= Indigenous peoples and the War of the Pacific =

The Indigenous peoples in the countries involved in the War of the Pacific (1879–1884), Bolivia, Chile and Peru were variously impacted by direct warfare, mobilisation and taxation during the war. At the start of the war three quarters of the population of Peru lived in the Andean highlands where Indigenous peoples were in majority. Many infantry units mobilized by Bolivia and Peru consisted primarily of Indigenous conscripts.

Indigenous peoples were frequently used to portray the enemy in alterity discourses that continued after the war. Chilean officers routinely referred to Peruvians and Bolivians with terms that stressed Indigenous heritage such as cholo and indio. Some Chilean narratives portrayed the war as a "civilizing crusade" against a backward Ancien régime that fought with armies of Indigenous barbarians. On their part, some Bolivian and Peruvian discourses identified Chileans with the warrior-like Mapuche (Araucanians) and descendants of Spanish "scum" (escoria) different to the Spanish that settled in their countries. A few Mapuches actually fought in the Chileans ranks, for example Juan Bravo who excelled as naval sniper.

Despite racial discourses and racism, the war itself was never seen as a racial one by its participants.
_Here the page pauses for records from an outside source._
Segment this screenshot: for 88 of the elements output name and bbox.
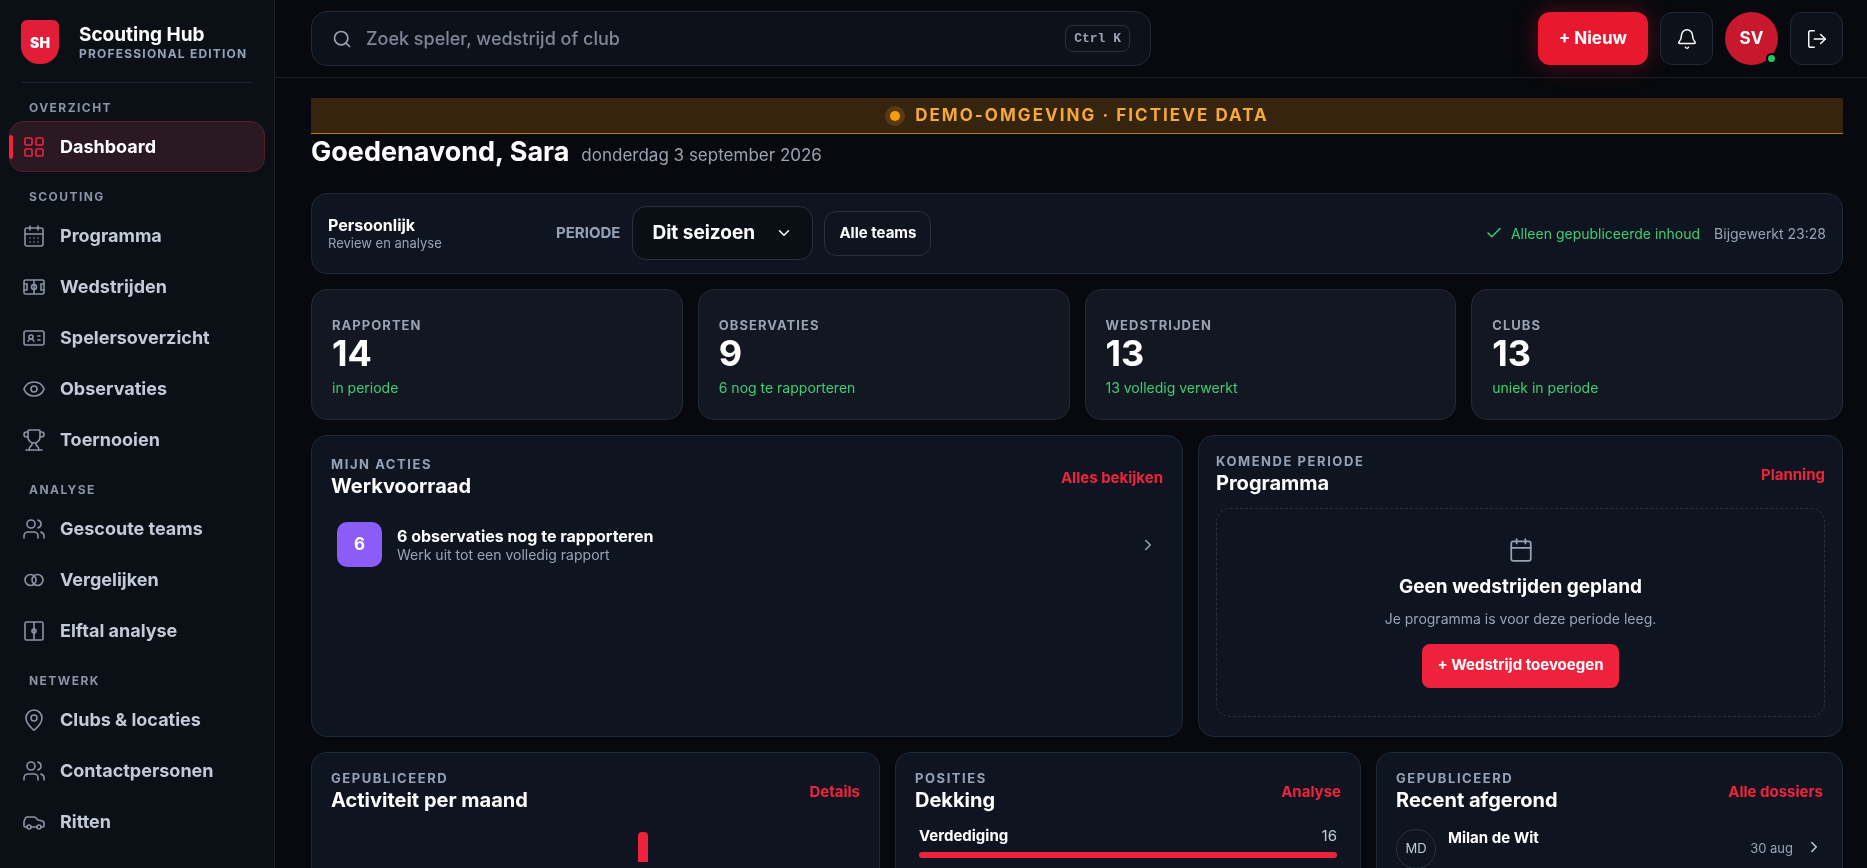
nav-item[interactable]: Clubs & locaties <box>9 694 265 745</box>
logout-icon <box>1805 27 1828 50</box>
stat-label: RAPPORTEN <box>332 315 423 335</box>
stat-value: 13 <box>1492 335 1532 373</box>
nav-item[interactable]: Programma <box>9 210 265 261</box>
empty-text: Je programma is voor deze periode leeg. <box>1384 608 1657 629</box>
calendar-icon <box>1507 537 1534 563</box>
stat-note: 13 volledig verwerkt <box>1105 377 1239 398</box>
add-match-button[interactable]: + Wedstrijd toevoegen <box>1422 643 1619 688</box>
card-eyebrow: POSITIES <box>915 768 988 788</box>
card-title: Dekking <box>915 788 996 813</box>
nav-item[interactable]: Vergelijken <box>9 554 265 605</box>
brand-name: Scouting Hub <box>79 22 206 47</box>
shortcut-hint: Ctrl K <box>1065 24 1130 53</box>
greeting-date: donderdag 3 september 2026 <box>581 144 822 167</box>
recent-date: 30 aug <box>1750 839 1793 858</box>
card-title: Recent afgerond <box>1396 788 1558 813</box>
period-select[interactable]: Dit seizoen <box>632 206 814 260</box>
nav-item[interactable]: Contactpersonen <box>9 745 265 796</box>
card-eyebrow: GEPUBLICEERD <box>331 768 450 788</box>
stat-label: OBSERVATIES <box>718 315 821 335</box>
action-item[interactable]: 6 6 observaties nog te rapporteren Werk uit tot een volledig rapport <box>331 522 1163 567</box>
active-indicator <box>9 135 13 159</box>
trophy-icon <box>22 427 46 452</box>
nav-section-title: OVERZICHT <box>29 99 114 117</box>
player-name: Milan de Wit <box>1448 829 1540 848</box>
nav-section-title: NETWERK <box>29 672 101 690</box>
nav-section-title: ANALYSE <box>29 481 97 499</box>
nav-item[interactable]: Ritten <box>9 796 265 847</box>
stat-value: 13 <box>1105 335 1146 373</box>
card-link[interactable]: Analyse <box>1281 780 1341 803</box>
banner-text: DEMO-OMGEVING · FICTIEVE DATA <box>915 103 1269 127</box>
card-title: Werkvoorraad <box>331 474 472 499</box>
nav-item[interactable]: Spelersoverzicht <box>9 312 265 363</box>
teams-button[interactable]: Alle teams <box>824 210 932 256</box>
grid-icon <box>22 134 46 159</box>
nav-item[interactable]: Gescoute teams <box>9 503 265 554</box>
card-link[interactable]: Planning <box>1760 463 1825 486</box>
card-link[interactable]: Alle dossiers <box>1728 780 1823 803</box>
search-input[interactable]: Zoek speler, wedstrijd of club <box>366 25 1052 52</box>
stat-value: 9 <box>718 335 744 373</box>
card-eyebrow: MIJN ACTIES <box>331 454 434 474</box>
map-pin-icon <box>22 707 46 732</box>
card-title: Activiteit per maand <box>331 788 528 813</box>
nav-section-title: SCOUTING <box>29 188 106 206</box>
calendar-icon <box>22 223 46 248</box>
stat-label: CLUBS <box>1492 315 1543 335</box>
stat-note: uniek in periode <box>1492 377 1600 398</box>
logout-button[interactable] <box>1790 12 1843 65</box>
brand-edition: PROFESSIONAL EDITION <box>79 46 248 62</box>
users-icon <box>22 758 46 783</box>
bell-icon <box>1675 27 1698 50</box>
nav-item[interactable]: Observaties <box>9 363 265 414</box>
bar-chart-drawing <box>638 832 648 862</box>
card-eyebrow: GEPUBLICEERD <box>1396 768 1515 788</box>
card-link[interactable]: Details <box>809 780 860 803</box>
notifications-button[interactable] <box>1660 12 1713 65</box>
count-badge: 6 <box>337 522 382 567</box>
recent-item[interactable]: MD Milan de Wit 30 aug <box>1396 829 1823 868</box>
position-count: 16 <box>1321 825 1337 847</box>
action-title: 6 observaties nog te rapporteren <box>397 525 655 546</box>
users-icon <box>22 516 46 541</box>
search-icon <box>332 28 352 49</box>
nav-item[interactable]: Elftal analyse <box>9 605 265 656</box>
card-title: Programma <box>1216 471 1331 496</box>
nav-item[interactable]: Dashboard <box>9 121 265 172</box>
updated-time: Bijgewerkt 23:28 <box>1714 223 1826 244</box>
published-note: Alleen gepubliceerde inhoud <box>1510 223 1701 244</box>
stat-label: WEDSTRIJDEN <box>1105 315 1213 335</box>
nav-item[interactable]: Toernooien <box>9 414 265 465</box>
stat-value: 14 <box>332 335 373 373</box>
nav-item[interactable]: Wedstrijden <box>9 261 265 312</box>
stat-note: in periode <box>332 377 400 398</box>
filter-title: Persoonlijk <box>328 214 417 235</box>
field-icon <box>22 618 46 643</box>
period-label: PERIODE <box>556 221 621 244</box>
avatar-button[interactable]: SV <box>1725 12 1778 65</box>
action-subtitle: Werk uit tot een volledig rapport <box>397 545 610 564</box>
shield-logo: SH <box>21 20 59 64</box>
stat-note: 6 nog te rapporteren <box>718 377 857 398</box>
card-eyebrow: KOMENDE PERIODE <box>1216 451 1365 471</box>
position-label: Verdediging <box>919 825 1009 847</box>
search-field[interactable]: Zoek speler, wedstrijd of club Ctrl K <box>311 11 1151 66</box>
empty-title: Geen wedstrijden gepland <box>1398 574 1643 600</box>
filter-subtitle: Review en analyse <box>328 234 443 252</box>
new-button[interactable]: + Nieuw <box>1537 12 1648 65</box>
card-link[interactable]: Alles bekijken <box>1060 466 1163 489</box>
greeting-title: Goedenavond, Sara <box>311 134 570 170</box>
At the start of the war, Mapuche factions hostile to Chile noticed the shrinking of Chilean garrisons in the Chile-Mapuche frontier as the country sent troops northwards to fight Peru and Bolivia. The apparent weakening of Chilean military presence in Araucanía and the many abuses caused the Mapuches to start planning rebellion.

==1881–1884==

After the occupation of Lima, Chile diverted part of its war efforts to crush Mapuche resistance in the south. Concurrently with these victories, Chilean newspapers published extremely patriotic, chauvinist, and expansionistic material. An extreme example of such journalism is Revista del Sur, which stated that firearms obtained in Peru, while useless in the hands of Peruvian "fags" (Spanish: maricas), would be useful by Chileans to "kill indians" (Mapuches). Chilean troops coming from Peru entered Araucanía in early 1881 and then in November 1881 defeated the last major Mapuche uprising.

In Peru, montoneras of Indigenous peasants were crucial in resisting and hindering the Chilean occupation of the central and northern highlands. Andrés Avelino Cáceres knowledge of Quechua would have helped him rally support among Indigenous Peruvians for his resistance movement in the central highlands. According to historian Nelson Manrique anti-Indigenous attitudes developed in the occupation of Araucanía explains the Chilean soldiers many abuses against Indigenous peasants in the Peruvian highlands. Chilean general Estanislao del Canto who fought in Breña campaign in Peru expressed remorse over atrocities against the Mapuche in the occupation of Araucanía such as the arson of rukas and crop fields.

==Post-war discourses==

After the war, the Indigenous peoples in Peru became scapegoats in the narratives of Peruvian criollo elites, exemplified in the writing of Ricardo Palma:

The principal cause of the great defeat is that the majority of Peru is composed of that wretched and degraded race that we once attempted to dignify and ennoble. The Indian lacks patriotic sense; he is born enemy of the white and of the man of the coast. It makes no difference to him whether he is a Chilean or a Turk. To educate the Indian and to inspire him a feeling for patriotism will not be the task of our institutions, but of the ages.

From the views of Palma, it has been understood some Peruvian elites demanded patriotism from the Indigenous populations but saw them as inferior and did not share a sense of belonging with them.

A view that was relatively unchallenged in Peru until the late 20th century was that Indigenous peoples of the Peruvian highlands had turned collaborationist supporting "general Chile" against "general Pirú". On the contrary it was noted by Nelson Manrique that indigenous resistance in the Andean highlands was key to keep the war effort afloat after the fall of Lima in 1881. Manrique though warns of simplified narratives regarding the role of the Indigenous peoples in the war.

Chile's newly-acquired Aymara population was seen after the war as a "foreign element" contrasting with the also newly-conquered Mapuches who were seen as "primordial" Chileans.